I've seen quite a few sailing yachts, but never one with the exhaust below the waterline. Pretty low yes (typically maybe 10-20cm above the waterline?), but not below. When underway, the exhaust can be partially submerged due to waves.

'Wet exhaust' means that the engine cooling water is pumped into the exhaust pipe, which muffles the exhaust noise and cools the exhaust so that rubber tubing can be used.

1 comments

> I've seen quite a few sailing yachts, but never one with the exhaust below the waterline.

To a rounding error, every luxury sailing yacht built in the last 20 years and most new designs of all classes will have underwater exhausts.
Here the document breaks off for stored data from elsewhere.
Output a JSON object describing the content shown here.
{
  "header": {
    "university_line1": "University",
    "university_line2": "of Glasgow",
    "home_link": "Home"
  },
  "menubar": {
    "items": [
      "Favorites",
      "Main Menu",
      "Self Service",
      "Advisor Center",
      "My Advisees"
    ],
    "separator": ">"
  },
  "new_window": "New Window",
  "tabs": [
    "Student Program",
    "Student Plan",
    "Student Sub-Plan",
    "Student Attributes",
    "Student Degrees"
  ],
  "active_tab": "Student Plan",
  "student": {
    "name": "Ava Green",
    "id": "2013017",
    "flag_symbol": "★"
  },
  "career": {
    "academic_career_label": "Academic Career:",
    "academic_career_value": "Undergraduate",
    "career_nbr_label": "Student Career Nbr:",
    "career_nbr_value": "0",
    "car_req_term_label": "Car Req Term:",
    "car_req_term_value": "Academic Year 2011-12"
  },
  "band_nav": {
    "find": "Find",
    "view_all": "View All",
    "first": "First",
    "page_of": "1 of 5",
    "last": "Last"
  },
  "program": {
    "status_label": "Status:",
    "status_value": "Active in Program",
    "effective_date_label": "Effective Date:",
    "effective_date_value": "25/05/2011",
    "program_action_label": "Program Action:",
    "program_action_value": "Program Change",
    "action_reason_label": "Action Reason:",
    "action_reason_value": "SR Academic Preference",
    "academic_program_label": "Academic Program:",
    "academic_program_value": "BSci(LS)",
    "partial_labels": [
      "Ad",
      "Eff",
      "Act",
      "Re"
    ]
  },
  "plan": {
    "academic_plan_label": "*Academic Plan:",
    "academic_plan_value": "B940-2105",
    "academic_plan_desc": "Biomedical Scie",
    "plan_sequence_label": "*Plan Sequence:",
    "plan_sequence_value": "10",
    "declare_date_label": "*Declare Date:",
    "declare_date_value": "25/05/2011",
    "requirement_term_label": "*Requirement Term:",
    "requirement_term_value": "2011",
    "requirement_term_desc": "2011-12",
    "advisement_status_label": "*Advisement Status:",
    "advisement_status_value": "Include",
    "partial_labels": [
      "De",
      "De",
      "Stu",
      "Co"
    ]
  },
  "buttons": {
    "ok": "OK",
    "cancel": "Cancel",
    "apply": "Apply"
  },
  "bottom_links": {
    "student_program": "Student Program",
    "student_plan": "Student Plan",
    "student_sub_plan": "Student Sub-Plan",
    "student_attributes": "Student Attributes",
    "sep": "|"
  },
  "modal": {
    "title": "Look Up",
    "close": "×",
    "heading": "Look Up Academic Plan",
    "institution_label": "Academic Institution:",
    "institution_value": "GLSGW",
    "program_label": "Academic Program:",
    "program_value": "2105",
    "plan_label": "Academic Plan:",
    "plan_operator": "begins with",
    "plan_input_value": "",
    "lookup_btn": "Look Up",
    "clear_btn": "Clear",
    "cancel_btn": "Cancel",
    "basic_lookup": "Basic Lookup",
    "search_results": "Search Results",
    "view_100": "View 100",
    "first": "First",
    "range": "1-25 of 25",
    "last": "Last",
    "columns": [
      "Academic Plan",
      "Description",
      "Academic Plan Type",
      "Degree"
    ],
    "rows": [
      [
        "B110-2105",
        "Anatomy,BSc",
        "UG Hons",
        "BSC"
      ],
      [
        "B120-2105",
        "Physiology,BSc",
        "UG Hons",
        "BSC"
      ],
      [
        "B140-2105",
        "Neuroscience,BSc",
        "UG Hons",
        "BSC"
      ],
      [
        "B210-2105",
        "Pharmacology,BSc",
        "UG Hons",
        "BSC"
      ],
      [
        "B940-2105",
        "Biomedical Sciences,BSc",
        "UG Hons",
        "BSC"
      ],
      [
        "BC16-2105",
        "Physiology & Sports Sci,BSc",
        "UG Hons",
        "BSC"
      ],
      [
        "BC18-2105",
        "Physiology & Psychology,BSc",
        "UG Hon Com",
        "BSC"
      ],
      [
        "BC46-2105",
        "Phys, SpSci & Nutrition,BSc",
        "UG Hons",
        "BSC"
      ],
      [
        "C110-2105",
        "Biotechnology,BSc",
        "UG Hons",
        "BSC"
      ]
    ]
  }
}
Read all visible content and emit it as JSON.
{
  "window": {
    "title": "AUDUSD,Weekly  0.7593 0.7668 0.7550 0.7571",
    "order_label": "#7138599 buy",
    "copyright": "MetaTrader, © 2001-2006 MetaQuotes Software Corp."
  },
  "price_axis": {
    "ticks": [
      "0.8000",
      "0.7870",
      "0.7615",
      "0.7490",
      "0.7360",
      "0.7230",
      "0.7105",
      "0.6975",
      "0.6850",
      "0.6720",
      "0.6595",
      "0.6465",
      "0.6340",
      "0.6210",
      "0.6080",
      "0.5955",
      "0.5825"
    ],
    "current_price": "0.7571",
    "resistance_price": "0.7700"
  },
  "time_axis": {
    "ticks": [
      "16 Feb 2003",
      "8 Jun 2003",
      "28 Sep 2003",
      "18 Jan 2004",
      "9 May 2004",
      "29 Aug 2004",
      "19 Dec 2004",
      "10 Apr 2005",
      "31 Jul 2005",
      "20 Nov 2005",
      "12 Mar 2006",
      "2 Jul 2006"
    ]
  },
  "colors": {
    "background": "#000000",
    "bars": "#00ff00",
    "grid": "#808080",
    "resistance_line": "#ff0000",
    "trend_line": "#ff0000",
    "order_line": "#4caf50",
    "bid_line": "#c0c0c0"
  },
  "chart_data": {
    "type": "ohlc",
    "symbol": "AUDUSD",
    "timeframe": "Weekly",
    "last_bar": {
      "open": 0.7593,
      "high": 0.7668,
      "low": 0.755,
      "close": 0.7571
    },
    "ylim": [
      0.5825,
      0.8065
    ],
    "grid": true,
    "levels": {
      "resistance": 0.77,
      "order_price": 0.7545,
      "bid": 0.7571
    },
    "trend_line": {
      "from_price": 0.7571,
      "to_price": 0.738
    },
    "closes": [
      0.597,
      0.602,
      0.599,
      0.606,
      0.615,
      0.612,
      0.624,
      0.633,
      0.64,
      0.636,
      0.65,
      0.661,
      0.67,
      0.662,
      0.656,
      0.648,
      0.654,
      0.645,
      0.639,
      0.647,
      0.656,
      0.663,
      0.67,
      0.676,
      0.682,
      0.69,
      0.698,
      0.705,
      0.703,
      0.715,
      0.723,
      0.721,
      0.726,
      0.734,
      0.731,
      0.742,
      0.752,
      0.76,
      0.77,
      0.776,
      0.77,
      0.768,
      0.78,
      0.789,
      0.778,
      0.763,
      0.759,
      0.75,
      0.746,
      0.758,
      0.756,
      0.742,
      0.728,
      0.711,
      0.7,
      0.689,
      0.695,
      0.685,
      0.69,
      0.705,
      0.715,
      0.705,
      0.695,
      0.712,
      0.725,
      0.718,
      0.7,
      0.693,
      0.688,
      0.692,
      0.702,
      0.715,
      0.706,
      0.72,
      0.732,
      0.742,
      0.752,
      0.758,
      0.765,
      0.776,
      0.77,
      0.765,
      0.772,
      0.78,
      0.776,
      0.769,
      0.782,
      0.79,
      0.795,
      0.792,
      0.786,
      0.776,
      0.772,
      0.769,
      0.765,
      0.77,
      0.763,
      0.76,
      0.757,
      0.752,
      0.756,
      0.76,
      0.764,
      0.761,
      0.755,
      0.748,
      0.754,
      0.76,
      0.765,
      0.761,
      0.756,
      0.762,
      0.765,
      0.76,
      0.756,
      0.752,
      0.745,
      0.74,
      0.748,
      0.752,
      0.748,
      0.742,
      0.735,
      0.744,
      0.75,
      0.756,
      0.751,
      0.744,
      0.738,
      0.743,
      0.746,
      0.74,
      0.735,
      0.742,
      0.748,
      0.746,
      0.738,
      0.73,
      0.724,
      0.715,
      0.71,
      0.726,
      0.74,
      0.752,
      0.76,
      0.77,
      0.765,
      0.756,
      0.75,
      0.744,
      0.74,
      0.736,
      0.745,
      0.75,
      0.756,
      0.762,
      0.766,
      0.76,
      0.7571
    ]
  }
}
Merely repeating your previous statement isn't helpful. Thanks.
And your comment is?

The fact is that marine engine exhaust systems in good repair are not down-flooding points and certainly not on the yacht in question, where it almost certainly was below the waterline.

> And your comment is?

Merely expression surprise at your statement, considering my experience is so different. I have no experience of 'luxury' yachts though, just regular sailing boats. So maybe those superyachts are different?

> The fact is that marine engine exhaust systems in good repair are not down-flooding points and certainly not on the yacht in question, where it almost certainly was below the waterline.

Well I agree with that, but because, again in my experience, sailing yacht exhaust systems tend to have an S curve where the exhaust goes relatively high up. Whether the exhaust opening itself is just over or under the waterline doesn't really matter for downflooding.